FIG. 3 shows how the Faraday shield voltage can be controlled to affect the chamber window 104 characteristics, in accordance with the prior art. View 134 shows the effects of applying an appropriate voltage to the metal shield 112 to control deposition and sputter of non-volatile reaction products relative to the chamber window 104. With the appropriate voltage applied to the metal shield 112, incident ions 128 of the plasma 123 will be uniformly directed toward the chamber window 104. The energy and intensity of the incident ions 128 will prevent deposition while simultaneously minimizing the erosive effects of sputtering. View 136 shows the effects of applying too low a voltage to the metal shield 112. With too low a voltage, incident ions 130 directed toward the chamber window 104 will lack the required energy and intensity to prevent buildup of non-volatile reaction products commonly called a deposition 124. View 138 shows the effects of applying too high a voltage to the metal shield 112. With too high a voltage, incident ions 132 will be directed toward the chamber window 104 having too much energy and too much intensity, thus causing too much sputtering. Excessive sputtering can result in erosion 126 of the chamber window 104. Such erosion 126 not only shortens the lifetime of the chamber window 104, but also generates particles which can contaminate the wafer 110 and introduce unwanted chemical species into the etching process environment. The presence of unwanted species in the etching process environment is particularly undesirable because it leads to poor reproducibility of the etching process conditions.

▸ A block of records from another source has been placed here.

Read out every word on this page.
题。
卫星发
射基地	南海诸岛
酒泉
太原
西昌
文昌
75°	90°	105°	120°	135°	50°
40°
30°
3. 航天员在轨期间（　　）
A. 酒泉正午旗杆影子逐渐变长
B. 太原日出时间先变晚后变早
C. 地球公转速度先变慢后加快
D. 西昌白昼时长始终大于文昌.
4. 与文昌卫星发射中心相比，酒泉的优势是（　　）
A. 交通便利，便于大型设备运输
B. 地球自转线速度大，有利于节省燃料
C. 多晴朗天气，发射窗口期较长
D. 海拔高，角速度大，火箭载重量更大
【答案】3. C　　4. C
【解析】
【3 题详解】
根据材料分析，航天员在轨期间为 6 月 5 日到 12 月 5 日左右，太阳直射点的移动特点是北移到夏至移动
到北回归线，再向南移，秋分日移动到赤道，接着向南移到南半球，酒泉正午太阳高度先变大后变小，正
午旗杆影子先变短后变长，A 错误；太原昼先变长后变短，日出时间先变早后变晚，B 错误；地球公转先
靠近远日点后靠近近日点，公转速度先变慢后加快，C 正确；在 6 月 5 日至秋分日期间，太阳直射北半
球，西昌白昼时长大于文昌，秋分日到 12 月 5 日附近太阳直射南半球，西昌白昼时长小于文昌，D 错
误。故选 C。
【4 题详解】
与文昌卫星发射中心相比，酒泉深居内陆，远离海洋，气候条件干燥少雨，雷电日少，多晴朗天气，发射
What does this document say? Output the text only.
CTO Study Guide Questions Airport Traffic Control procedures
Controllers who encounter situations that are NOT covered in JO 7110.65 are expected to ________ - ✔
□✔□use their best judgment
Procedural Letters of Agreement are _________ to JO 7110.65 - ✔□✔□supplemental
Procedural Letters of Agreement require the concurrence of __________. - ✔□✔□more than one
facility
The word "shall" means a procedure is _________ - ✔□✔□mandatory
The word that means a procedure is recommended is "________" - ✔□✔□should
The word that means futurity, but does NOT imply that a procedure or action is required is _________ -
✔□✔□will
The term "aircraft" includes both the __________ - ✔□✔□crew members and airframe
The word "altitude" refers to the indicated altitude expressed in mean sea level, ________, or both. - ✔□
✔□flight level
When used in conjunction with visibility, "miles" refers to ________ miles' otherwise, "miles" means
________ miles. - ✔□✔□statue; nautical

The appropriate Faraday shield voltage is dependent on the particular etching process that is being performed. Some factors that may influence the appropriate voltage include the type of reactant gas, the RF power applied to the coil 116, the material to be etched from the wafer 110, and the process environment conditions inside the etching chamber 101. Many etching recipes include multiple etching steps, e.g., the breakthrough step, the bulk etch steps, and the over etch step, in which the RF power, pressure, and gas compositions can be substantially different. Consequently, a certain setting for the appropriate Faraday shield voltage for a given etch step may not be optimal in other etch steps. Thus, the Faraday shield voltage should be controllable to ensure that the chamber window 104 is maintained free of non-volatile reaction product deposition during the etching process. Furthermore, the Faraday shield voltage should be easily adjustable to accommodate the variance in voltage requirements for different etching processes and steps. In the prior art, the etching apparatus has been mechanically reconfigured to obtain an appropriate Faraday shield voltage for a particular etching process. Such mechanical reconfiguration has a narrow operating window and is costly in terms of material expense and time resulting in lower wafer throughput.
In view of the foregoing, there is a need for an apparatus and a method to easily adjust the voltage applied to a Faraday shield of an inductively coupled plasma etching apparatus.